Specifically, the first three J’s are

$$\begin{gathered} J_1=2\text{ erfc }\left(\frac{2\pi }{\lambda M_0\sigma }\right) \\ {J}_2=\text{exp}\left(-\frac{2{\pi }^2}{{\lambda }^2{M}_0^2{\sigma }^2}\right) \\ {J}_3=J_1+\sqrt{2\pi }{J}_2, \end{gathered}$$ (29)

where $\text{erfc }(x)={(2\pi )}^{-1/2}{\int }_x^{\infty }\text{exp}\left(-u^2/2\right)du$.

These formulas can be simplified by noting that practical values of λM₀σ are of the order of 1 or less. As we have already noted, λM_w can be made of the order of 1, and M_w/M_z < 1 so that λM₀ < λM_w. Further, for the cases where the ratios (M_z/M_w) are less than approximately 10 and σ < 1.6, the ratio $\frac{2\pi }{\lambda M_0\sigma }$ isgreater than 3 and we can approximate the complementary error function by

$$\text{erfc }\left(\frac{2\pi }{\lambda M_0\sigma }\right)~\frac{\lambda M_0\sigma }{2\pi }\text{exp}\left(-\frac{2{\pi }^2}{{\lambda }^2{M}_0^2{\sigma }^2}\right)$$ (30)

which can be inserted in the expressions for $\lambda ({\nu }_1-{\nu }_1^{*})$ and J₁, J₂, J₃. This procedure yields

$$\begin{gathered} \lambda \left({\nu }_1-{\nu }_1^{*}\right)~\frac{{\left(\lambda M_0\right)}^2\sigma }{2\pi }\text{exp}\left(-\frac{2{\pi }^2}{{\lambda }^2{M}_0^2{\sigma }^2}\right) \\ {J}_1~\frac{\lambda M_0\sigma }{\pi }\text{exp}\left(-\frac{2{\pi }^2}{{\lambda }^2{M}_0^2{\sigma }^2}\right) \\ {J}_2~\text{exp}\left(-\frac{2{\pi }^2}{{\lambda }^2{M}_0^2{\sigma }^2}\right). \end{gathered}$$ (31)

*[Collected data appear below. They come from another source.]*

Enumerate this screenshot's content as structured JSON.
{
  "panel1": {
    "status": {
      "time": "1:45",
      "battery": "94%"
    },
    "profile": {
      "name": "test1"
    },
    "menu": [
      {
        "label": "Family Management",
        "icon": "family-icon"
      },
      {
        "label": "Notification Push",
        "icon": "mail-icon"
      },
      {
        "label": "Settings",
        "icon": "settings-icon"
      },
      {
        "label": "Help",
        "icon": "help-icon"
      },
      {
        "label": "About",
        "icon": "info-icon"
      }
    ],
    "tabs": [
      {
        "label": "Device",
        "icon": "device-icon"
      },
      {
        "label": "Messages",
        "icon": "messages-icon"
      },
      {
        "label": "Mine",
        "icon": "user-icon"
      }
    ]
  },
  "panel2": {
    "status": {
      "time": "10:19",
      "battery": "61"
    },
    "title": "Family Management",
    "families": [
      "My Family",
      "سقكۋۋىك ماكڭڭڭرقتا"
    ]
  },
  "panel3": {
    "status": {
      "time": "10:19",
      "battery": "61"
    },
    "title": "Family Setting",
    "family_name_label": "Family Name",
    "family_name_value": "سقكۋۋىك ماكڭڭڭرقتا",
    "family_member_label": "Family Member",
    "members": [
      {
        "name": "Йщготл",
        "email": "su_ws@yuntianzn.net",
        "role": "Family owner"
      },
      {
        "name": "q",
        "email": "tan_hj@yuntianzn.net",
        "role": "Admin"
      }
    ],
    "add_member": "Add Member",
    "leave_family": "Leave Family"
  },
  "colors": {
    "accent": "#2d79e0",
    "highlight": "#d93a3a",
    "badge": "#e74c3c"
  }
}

Figure 3 shows curves of $-{\text{log}}_{10}\lambda ({\nu }_1-{\nu }_1^{*})$ as a function of M_z/M_w for λM_w= 3 and 4. It can be seen that λν₁ is very close to $\lambda {\nu }_1^{*}$ for λM_w = 3 and all M_z/M_w. Since λM_w can be kept in the neighborhood of 1 the present technique of deriving moments from the concentration can be justified theoretically for all M_z/M_w provided that the lognormal distribution is a suitable representation of the weight distribution. Calculation of the J ‘s serves only to confirm this observation. It is of some interest to note that in contrast to the results for the Schulz distribution, the J_n decrease when M_z/M_w increases.

Figure 3.

Graphs of $-lo{g}_{10}\lambda ({\nu }_1-{\nu }_1^{*})$ as a function of M_z/M_w for lognormal distribution.

The two distributions assumed here are for illustrative purposes only. It is probably safe to say that if λM_w ⩽ 1 the errors made in the mathematical assumptions are negligible compared to the experimental errors.